The Consumer Confidence Index cliff dove 9.8 points in June.
From the Press release:
The Conference Board Consumer Confidence Index® which had been on the rise for three consecutive months, declined sharply in June. The Index now stands at 52.9 (1985=100), down from 62.7 in May. The Present Situation Index decreased to 25.5 from 29.8. The Expectations Index declined to 71.2 from 84.6 last month.
Those saying conditions are “good” decreased to 8.0 percent from 9.7 percent, while those saying business conditions are “bad” increased to 42.4 percent from 39.5 percent. Consumers’ assessment of the labor market was also less favorable. Those claiming jobs are “hard to get” increased to 44.8 percent from 43.9 percent, while those saying jobs are “plentiful” decreased to 4.3 percent from 4.6 percent.
Consumers’ short-term outlook, which had improved significantly last month, turned more pessimistic in June. Those anticipating an improvement in business conditions over the next six months decreased to 17.2 percent from 22.8 percent, while those expecting conditions will worsen rose to 14.9 percent from 11.9 percent.
Consumers were also much less optimistic about future job prospects. The percentage of consumers anticipating more jobs in the months ahead decreased to 16.0 percent from 20.2 percent, while those anticipating fewer jobs increased to 20.8 percent from 17.8 percent. The proportion of consumers anticipating an increase in their incomes declined to 10.6 percent from 11.4 percent.

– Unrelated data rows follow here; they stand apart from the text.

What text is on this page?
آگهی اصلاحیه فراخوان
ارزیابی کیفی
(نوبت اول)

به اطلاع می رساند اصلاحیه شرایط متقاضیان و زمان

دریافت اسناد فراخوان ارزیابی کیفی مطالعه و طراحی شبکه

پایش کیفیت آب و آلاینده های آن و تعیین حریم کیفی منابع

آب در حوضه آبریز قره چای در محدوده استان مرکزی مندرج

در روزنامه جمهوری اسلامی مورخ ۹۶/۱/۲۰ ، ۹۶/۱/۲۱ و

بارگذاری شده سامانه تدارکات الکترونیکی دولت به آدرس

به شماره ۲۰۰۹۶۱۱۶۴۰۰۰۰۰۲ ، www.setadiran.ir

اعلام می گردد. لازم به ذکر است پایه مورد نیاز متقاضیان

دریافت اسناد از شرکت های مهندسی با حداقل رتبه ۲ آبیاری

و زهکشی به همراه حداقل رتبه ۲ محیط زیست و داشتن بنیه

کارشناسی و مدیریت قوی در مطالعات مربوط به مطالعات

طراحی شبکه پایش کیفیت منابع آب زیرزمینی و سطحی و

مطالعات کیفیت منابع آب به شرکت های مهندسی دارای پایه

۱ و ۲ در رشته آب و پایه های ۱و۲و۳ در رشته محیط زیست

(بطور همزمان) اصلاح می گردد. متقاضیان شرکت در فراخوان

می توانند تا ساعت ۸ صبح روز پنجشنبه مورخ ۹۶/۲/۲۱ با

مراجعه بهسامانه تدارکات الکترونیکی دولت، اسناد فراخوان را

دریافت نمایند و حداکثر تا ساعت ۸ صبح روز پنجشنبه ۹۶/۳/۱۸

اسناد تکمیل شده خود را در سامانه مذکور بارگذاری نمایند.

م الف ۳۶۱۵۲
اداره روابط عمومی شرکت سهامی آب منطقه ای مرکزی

Another animal spirit type of public perception index, the University of Michigan Sentiment Index, released last week, was up 2.4 pts from May.

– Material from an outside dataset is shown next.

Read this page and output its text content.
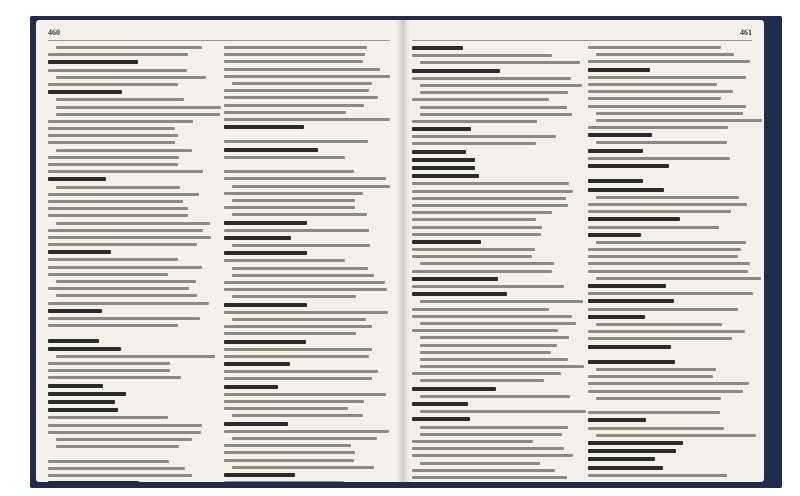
460	461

Although confidence rose modestly in June to 76.0 from 73.6 in May and 70.8 last June, the gain was enough to push the Sentiment Index to its highest level since January 2008. The cumulative gain from the low of 55.3 in November 2008 has restored half of the decline from the January 2007 peak of 96.9. The Expectations Index, a component of the Index of Leading Indicators, also reached its peak in January 2007—a year before the start of the recession and two years before it was declared by NBER. The Expectations Index recorded its trough in June 2008, also about one year before the end of the recession—although NBER has yet to declare an end date.
Unfortunately, during the past 12 months the Expectations Index has not posted any further gains, signaling that consumers expect a very slow pace of growth in the year ahead.
While both of these indices are glorified polls, with consumer confidence being a 5,000 per sample size and the University of Michigan sentiment index 500, it shows the high unemployment rate, never ending foreclosures and other economic malaise has come home to roost in the public's mind.
When the public feels bad about the economy, they do not consume, which affects GDP.